NGC 7331 is a spiral galaxy located in Pegasus, 38 million light-years distant with a redshift of 0.0027. It was discovered by musician-astronomer William Herschel in 1784 and was later one of the first nebulous objects to be described as "spiral" by William Parsons. Another of Pegasus's galaxies is NGC 7742, a Type 2 Seyfert galaxy. Located at a distance of 77 million light-years with a redshift of 0.00555, it is an active galaxy with a supermassive black hole at its core. Its characteristic emission lines are produced by gas moving at high speeds around the central black hole.

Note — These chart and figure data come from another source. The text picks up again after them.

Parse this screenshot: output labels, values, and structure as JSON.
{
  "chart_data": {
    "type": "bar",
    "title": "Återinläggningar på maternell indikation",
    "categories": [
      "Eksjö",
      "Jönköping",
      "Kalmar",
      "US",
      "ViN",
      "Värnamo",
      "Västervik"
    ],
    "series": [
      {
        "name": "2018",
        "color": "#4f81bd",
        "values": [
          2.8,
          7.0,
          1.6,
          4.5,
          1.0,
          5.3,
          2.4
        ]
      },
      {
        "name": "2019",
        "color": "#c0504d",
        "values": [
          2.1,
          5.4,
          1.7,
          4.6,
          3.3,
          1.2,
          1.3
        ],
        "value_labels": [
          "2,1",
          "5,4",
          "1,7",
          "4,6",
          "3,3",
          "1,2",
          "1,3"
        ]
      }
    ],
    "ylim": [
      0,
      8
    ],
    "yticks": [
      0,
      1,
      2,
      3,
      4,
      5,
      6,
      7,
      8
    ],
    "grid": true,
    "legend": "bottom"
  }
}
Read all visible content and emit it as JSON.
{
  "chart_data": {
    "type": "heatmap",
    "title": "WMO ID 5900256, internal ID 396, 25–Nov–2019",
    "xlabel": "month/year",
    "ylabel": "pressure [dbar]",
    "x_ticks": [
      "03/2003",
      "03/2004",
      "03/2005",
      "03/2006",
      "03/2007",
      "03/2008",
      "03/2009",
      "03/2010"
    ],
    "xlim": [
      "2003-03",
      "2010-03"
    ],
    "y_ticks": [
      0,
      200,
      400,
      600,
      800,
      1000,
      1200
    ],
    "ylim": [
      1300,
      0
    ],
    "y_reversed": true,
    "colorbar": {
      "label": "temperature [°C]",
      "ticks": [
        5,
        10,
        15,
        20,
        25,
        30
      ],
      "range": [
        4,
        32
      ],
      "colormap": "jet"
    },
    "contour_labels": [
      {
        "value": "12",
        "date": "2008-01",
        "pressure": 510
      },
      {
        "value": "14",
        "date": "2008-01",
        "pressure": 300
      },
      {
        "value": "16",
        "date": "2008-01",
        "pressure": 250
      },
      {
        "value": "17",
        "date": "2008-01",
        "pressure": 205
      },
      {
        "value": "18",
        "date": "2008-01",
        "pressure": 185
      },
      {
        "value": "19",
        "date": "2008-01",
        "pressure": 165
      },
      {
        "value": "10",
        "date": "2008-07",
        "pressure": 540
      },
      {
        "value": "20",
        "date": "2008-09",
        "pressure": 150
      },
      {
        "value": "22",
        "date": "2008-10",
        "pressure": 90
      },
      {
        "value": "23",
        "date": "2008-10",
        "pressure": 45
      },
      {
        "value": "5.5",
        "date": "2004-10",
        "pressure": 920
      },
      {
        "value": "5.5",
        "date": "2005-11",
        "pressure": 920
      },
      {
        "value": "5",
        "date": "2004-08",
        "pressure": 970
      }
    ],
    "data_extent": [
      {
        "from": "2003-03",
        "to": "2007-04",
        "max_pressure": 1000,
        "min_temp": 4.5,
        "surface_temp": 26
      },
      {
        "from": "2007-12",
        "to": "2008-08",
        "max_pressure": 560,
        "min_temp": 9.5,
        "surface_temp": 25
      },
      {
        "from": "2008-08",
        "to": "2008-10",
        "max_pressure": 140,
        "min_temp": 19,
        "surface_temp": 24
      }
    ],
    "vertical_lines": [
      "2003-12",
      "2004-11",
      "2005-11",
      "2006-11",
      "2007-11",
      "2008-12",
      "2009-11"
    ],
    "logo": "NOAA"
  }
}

Pegasus is also noted for its more unusual galaxies and exotic objects. Einstein's Cross is a quasar that has been lensed by a foreground galaxy. The elliptical galaxy is 400 million light-years away with a redshift of 0.0394, but the quasar is 8 billion light-years away. The lensed quasar resembles a cross because the gravitational force of the foreground galaxy on its light creates four images of the quasar. Stephan's Quintet is another unique object located in Pegasus. It is a cluster of five galaxies at a distance of 300 million light-years and a redshift of 0.0215. First discovered by Édouard Stephan, a Frenchman, in 1877, the Quintet is unique for its interacting galaxies. Two of the galaxies in the middle of the group have clearly moms to collide, sparking massive bursts of star formation and drawing off long "tails" of stars. Astronomers have predicted that all five galaxies may eventually merge into one large elliptical galaxy.

==Namesakes==
USS Pegasus (AK-48) and USS Pegasus (PHM-1) are United States navy ships named after the constellation "Pegasus".

The Beyblade top Storm Pegasus 105RF and its evolutions Galaxy Pegasus W105R2F and Cosmic Pegasus F:D are based on Pegasus constellation.

Pegasus Seiya, main character from the manga and anime Saint Seiya, was named after the constellation Pegasus.